Avec un baril et un euro chers, avec le peu de croissance de nos partenaires européens, avec le ralentissement immobilier en cours, avec l’absence de multiplicateur budgétaire et une très faible confiance des entreprises et des ménages, on ne voit pas pourquoi 2013 serait un bien meilleur cru que 2012. Les seuls éléments qui nous soutiennent (baisse antérieure de l’euro, résilience de certains pays émergents) se renversent actuellement. Donc non seulement nous ferons un demi point de moins que la nouvelle prévision officielle, mais en plus il faut prier pour que rien de grave n’arrive ; car je vois au moins 3 points qui pourraient nous causer chacun un demi point de croissance en moins dans les mois à venir :

a/ une recrudescence de la crise à la périphérie, en particulier en Espagne (les marchés pourraient perdre patience);

b/ un choc géopolitique qui propulserait le baril à 150 dollars ou plus (Iran…); 

c/ un « double dip » aux Etats-Unis (thématique du « fiscal cliff » ou falaise budgétaire, dès janvier 2013).

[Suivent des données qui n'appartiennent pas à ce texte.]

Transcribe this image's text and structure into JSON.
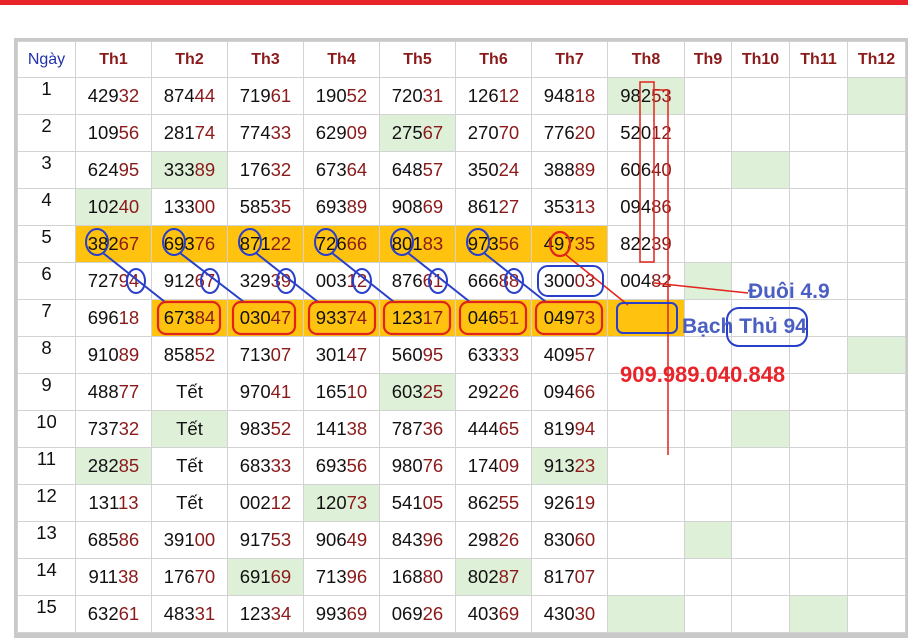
{
  "headers": [
    "Ngày",
    "Th1",
    "Th2",
    "Th3",
    "Th4",
    "Th5",
    "Th6",
    "Th7",
    "Th8",
    "Th9",
    "Th10",
    "Th11",
    "Th12"
  ],
  "rows": [
    {
      "day": "1",
      "cells": [
        "42932",
        "87444",
        "71961",
        "19052",
        "72031",
        "12612",
        "94818",
        "98253",
        "",
        "",
        "",
        ""
      ]
    },
    {
      "day": "2",
      "cells": [
        "10956",
        "28174",
        "77433",
        "62909",
        "27567",
        "27070",
        "77620",
        "52012",
        "",
        "",
        "",
        ""
      ]
    },
    {
      "day": "3",
      "cells": [
        "62495",
        "33389",
        "17632",
        "67364",
        "64857",
        "35024",
        "38889",
        "60640",
        "",
        "",
        "",
        ""
      ]
    },
    {
      "day": "4",
      "cells": [
        "10240",
        "13300",
        "58535",
        "69389",
        "90869",
        "86127",
        "35313",
        "09486",
        "",
        "",
        "",
        ""
      ]
    },
    {
      "day": "5",
      "cells": [
        "38267",
        "69376",
        "87122",
        "72666",
        "80183",
        "97356",
        "49735",
        "82239",
        "",
        "",
        "",
        ""
      ]
    },
    {
      "day": "6",
      "cells": [
        "72794",
        "91267",
        "32939",
        "00312",
        "87661",
        "66688",
        "30003",
        "00482",
        "",
        "",
        "",
        ""
      ]
    },
    {
      "day": "7",
      "cells": [
        "69618",
        "67384",
        "03047",
        "93374",
        "12317",
        "04651",
        "04973",
        "",
        "",
        "",
        "",
        ""
      ]
    },
    {
      "day": "8",
      "cells": [
        "91089",
        "85852",
        "71307",
        "30147",
        "56095",
        "63333",
        "40957",
        "",
        "",
        "",
        "",
        ""
      ]
    },
    {
      "day": "9",
      "cells": [
        "48877",
        "Tết",
        "97041",
        "16510",
        "60325",
        "29226",
        "09466",
        "",
        "",
        "",
        "",
        ""
      ]
    },
    {
      "day": "10",
      "cells": [
        "73732",
        "Tết",
        "98352",
        "14138",
        "78736",
        "44465",
        "81994",
        "",
        "",
        "",
        "",
        ""
      ]
    },
    {
      "day": "11",
      "cells": [
        "28285",
        "Tết",
        "68333",
        "69356",
        "98076",
        "17409",
        "91323",
        "",
        "",
        "",
        "",
        ""
      ]
    },
    {
      "day": "12",
      "cells": [
        "13113",
        "Tết",
        "00212",
        "12073",
        "54105",
        "86255",
        "92619",
        "",
        "",
        "",
        "",
        ""
      ]
    },
    {
      "day": "13",
      "cells": [
        "68586",
        "39100",
        "91753",
        "90649",
        "84396",
        "29826",
        "83060",
        "",
        "",
        "",
        "",
        ""
      ]
    },
    {
      "day": "14",
      "cells": [
        "91138",
        "17670",
        "69169",
        "71396",
        "16880",
        "80287",
        "81707",
        "",
        "",
        "",
        "",
        ""
      ]
    },
    {
      "day": "15",
      "cells": [
        "63261",
        "48331",
        "12334",
        "99369",
        "06926",
        "40369",
        "43030",
        "",
        "",
        "",
        "",
        ""
      ]
    }
  ],
  "annotations": {
    "duoi": "Đuôi 4.9",
    "bach_thu": "Bạch Thủ 94",
    "phone": "909.989.040.848"
  },
  "colors": {
    "highlight_orange": "#ffc30f",
    "highlight_green": "#dff0d8",
    "tail_red": "#8b1a1a",
    "day_blue": "#2233aa",
    "circle_blue": "#2a3fc9",
    "circle_red": "#e0241c"
  }
}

Mais même en retirant seulement 5 dixièmes à la croissance officielle, on a 5 milliards à trouver en plus (puisque 0,1 point de croissance en moins c’est environ 1 milliard de rentrées fiscales en moins). Oups.

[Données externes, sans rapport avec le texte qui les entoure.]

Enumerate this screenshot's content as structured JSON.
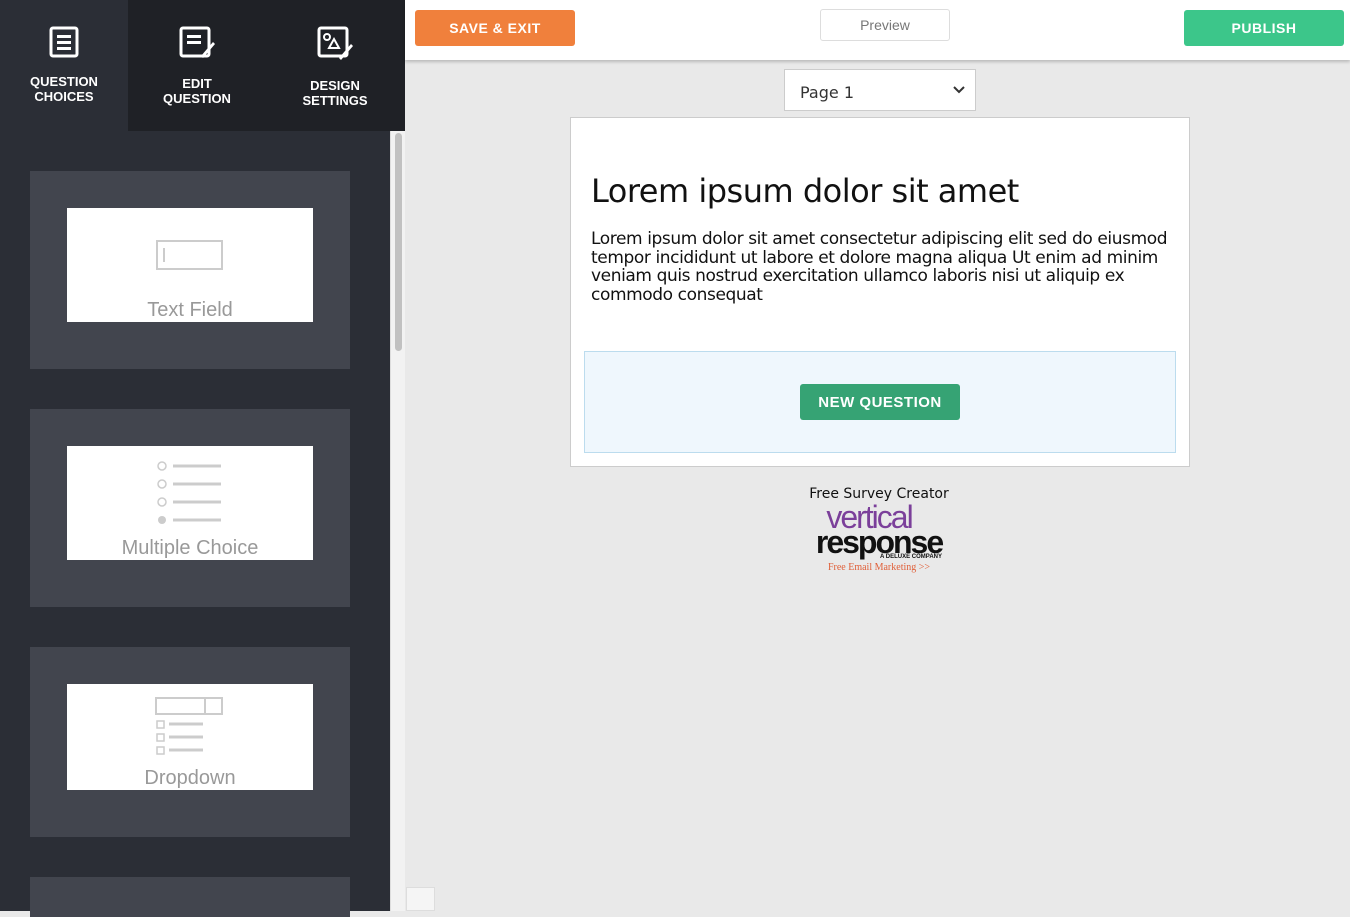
{
  "sidebar": {
    "tabs": [
      {
        "label1": "QUESTION",
        "label2": "CHOICES"
      },
      {
        "label1": "EDIT",
        "label2": "QUESTION"
      },
      {
        "label1": "DESIGN",
        "label2": "SETTINGS"
      }
    ],
    "choices": [
      "Text Field",
      "Multiple Choice",
      "Dropdown"
    ]
  },
  "toolbar": {
    "save_exit": "SAVE & EXIT",
    "preview": "Preview",
    "publish": "PUBLISH",
    "page_select": "Page 1"
  },
  "survey": {
    "title": "Lorem ipsum dolor sit amet",
    "body": "Lorem ipsum dolor sit amet consectetur adipiscing elit sed do eiusmod tempor incididunt ut labore et dolore magna aliqua Ut enim ad minim veniam quis nostrud exercitation ullamco laboris nisi ut aliquip ex commodo consequat",
    "new_question": "NEW QUESTION"
  },
  "footer": {
    "caption": "Free Survey Creator",
    "logo1": "vertical",
    "logo2": "response",
    "logo3": "A DELUXE COMPANY",
    "link": "Free Email Marketing >>"
  }
}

Dieu merci, nous ne tiendrons pas nos engagements européens, une fois de plus. Ce qui sera sacrifié dans cette équation budgétaire impossible, très probablement, c’est l’objectif de 3% de déficits publics fin 2013. Et, franchement, j’ai beau être sceptique sur la « stratégie » gouvernementale comme tous les économistes, ce n’est pas ce point qui me choque : quand on peut se financer à moins de 1% sur les marchés, et dans un contexte de politique monétaire restrictive en zone euro, franchement, il y a d’autres urgences que de réduire le déficit.   

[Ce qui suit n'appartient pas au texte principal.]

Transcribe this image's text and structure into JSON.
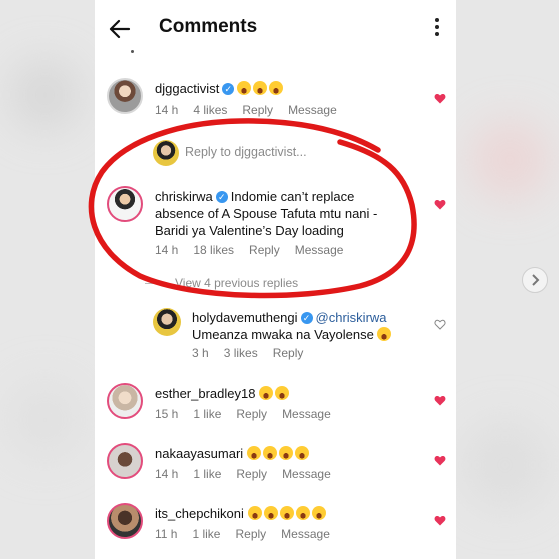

3/ L’emploi : une équation impossible à court et moyen terme

L’emploi a toujours été une variable « laggée » (en retard du cycle), surtout en France où le marché du travail est dramatiquement peu flexible et où la crise a été l’occasion d’une sacrée rétention de main d’œuvre. C’est donc le chiffre qui repartira en dernier. Or en dépit d’un effort d’enrichissement du contenu de la croissance en emplois, il faut toujours environ 1,5% de croissance du PIB sur un an pour créer des emplois en net en France. 2013 sera donc une année de destructions d’emplois, à moins de créer des emplois publics en masse (mais, dans ce cas, comment respecter la programmation budgétaire ?). Pour combler une partie de la contradiction, ce gouvernement a fait comme ses prédécesseurs : des magouilles sur les emplois jeunes. Mais ça ne suffira pas. Le taux de chômage ne peut donc pas baisser, au mieux il augmentera lentement en 2013. Et rien ne permet à ce stade d’être très optimiste pour 2014.

Résumons. Nous sommes foutus. Ni croissance ni emploi ni respect de nos engagements. C’était prévisible et prévu. Hollande vient de fixer un cap, mais ce n’est pas une péninsule. De plus, une occasion en or a encore été ratée de faire un peu de pédagogie sur les questions fiscales et budgétaires, en attendant d’en faire sur le vrai sujet qui est plus technique (les questions monétaires). Cela fait des décennies que les économistes le disent : « Soyez socialiste ou soyez libéral, mais ne soyez pas menteur » [Jacques Rueff].